Through the iron bars of his cell near the gallows of this Nigerian prison, Arthur Judah Angel watched the hangman do his morbid work for almost a decade, witnessing the hangings of more than 450 of his fellow convicts. He committed their names to memory and many of their images to paper.
Now, 51 drawings that survived Angel’s incarceration are attracting the attention of human rights activists and art lovers alike, allowing the artist to turn his years of horror into activism against the death penalty.
PHOTO: AP
“I had to document our ugly world,” said Angel, 46, who spent a total of 16 years in prison for a murder he says he didn’t commit before being freed in 2000. “It was drawing that kept me going in there. It gave me a purpose.”

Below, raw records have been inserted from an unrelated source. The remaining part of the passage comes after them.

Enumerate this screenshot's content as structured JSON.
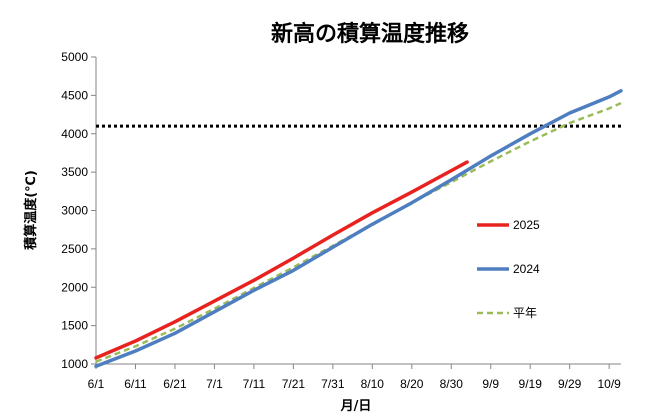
{
  "chart_data": {
    "type": "line",
    "title": "新高の積算温度推移",
    "xlabel": "月/日",
    "ylabel": "積算温度(℃)",
    "ylim": [
      1000,
      5000
    ],
    "yticks": [
      1000,
      1500,
      2000,
      2500,
      3000,
      3500,
      4000,
      4500,
      5000
    ],
    "xlim": [
      "6/1",
      "10/12"
    ],
    "xticks": [
      "6/1",
      "6/11",
      "6/21",
      "7/1",
      "7/11",
      "7/21",
      "7/31",
      "8/10",
      "8/20",
      "8/30",
      "9/9",
      "9/19",
      "9/29",
      "10/9"
    ],
    "grid": false,
    "legend_position": "right",
    "reference_line": {
      "y": 4100,
      "style": "dotted",
      "color": "#000000"
    },
    "series": [
      {
        "name": "2025",
        "color": "#e8231f",
        "style": "solid",
        "x": [
          "6/1",
          "6/11",
          "6/21",
          "7/1",
          "7/11",
          "7/21",
          "7/31",
          "8/10",
          "8/20",
          "8/30",
          "9/3"
        ],
        "values": [
          1080,
          1300,
          1550,
          1820,
          2090,
          2380,
          2680,
          2970,
          3240,
          3520,
          3630
        ]
      },
      {
        "name": "2024",
        "color": "#4f7ec0",
        "style": "solid",
        "x": [
          "6/1",
          "6/11",
          "6/21",
          "7/1",
          "7/11",
          "7/21",
          "7/31",
          "8/10",
          "8/20",
          "8/30",
          "9/9",
          "9/19",
          "9/29",
          "10/9",
          "10/12"
        ],
        "values": [
          970,
          1170,
          1400,
          1680,
          1960,
          2220,
          2520,
          2820,
          3100,
          3400,
          3710,
          4000,
          4270,
          4480,
          4560
        ]
      },
      {
        "name": "平年",
        "color": "#9bbb59",
        "style": "dashed",
        "x": [
          "6/1",
          "6/11",
          "6/21",
          "7/1",
          "7/11",
          "7/21",
          "7/31",
          "8/10",
          "8/20",
          "8/30",
          "9/9",
          "9/19",
          "9/29",
          "10/9",
          "10/12"
        ],
        "values": [
          1030,
          1230,
          1460,
          1720,
          1990,
          2260,
          2540,
          2820,
          3100,
          3370,
          3640,
          3900,
          4140,
          4330,
          4400
        ]
      }
    ]
  }
}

Angel was beaten and thrown behind bars in January 1984 when he went to visit a friend who had been taken into custody at a neighborhood police station. He was 21 then and planned to begin university that year.
Five days later he was charged with murdering a policeman. Police asked for a bribe to free him, but his mother was too poor to pay, he says. So Angel was held for two years until his case went to court. After a six-day trial in which police were both the complainants and the only witnesses, he was sentenced to hang.
On death row, he lived in a 2.1m2 cell with up to 13 other condemned criminals. A bucket in the corner was the toilet. At night the cellmates had to lie down side-by-side to sleep. If one wanted to turn in the night, he would have to stand and then squeeze himself back in.
The cell was one of 18 that housed over 200 condemned men in Enugu prison — one of Nigeria’s largest.
A detailed pencil drawing by Angel on rough pink cardboard shows the semi-naked prisoners hunched in awkward positions. Scrawled across the grimy walls are the names of previous occupants and the dates of their execution. Angel named the drawing Sleeping in Limbo.
“That existence is one between life and death. You don’t belong to either world,” Angel said.
Condemned criminals were not allowed to keep pens or paper so Angel’s first prison drawing was done on a cell wall with charcoal smuggled from the kitchen. It was a cartoon cowboy designed to cheer up his cellmates, but it also caught the eye of the wardens.
“They started coming to me and asking me to do drawings for them,” he said. “I would draw cards or portraits for them and in return they would allow me a pencil and a spare piece of paper.”
By night, Angel turned his artistic focus from the images he was commissioned to do, to the macabre sights around him.
The cell’s concrete roof had a small hole in the center that provided a circle of light when the moon shone. Angel would jostle for position beneath the hole and squat with a sheet of paper on his knees to do his secret drawings.
The 51 that endured were smuggled out by his parents when they visited. These now provide a unique insight into daily life on death row.
“I once saw 58 executed in one day,” Angel said. “But I wasn’t meant to die in there.”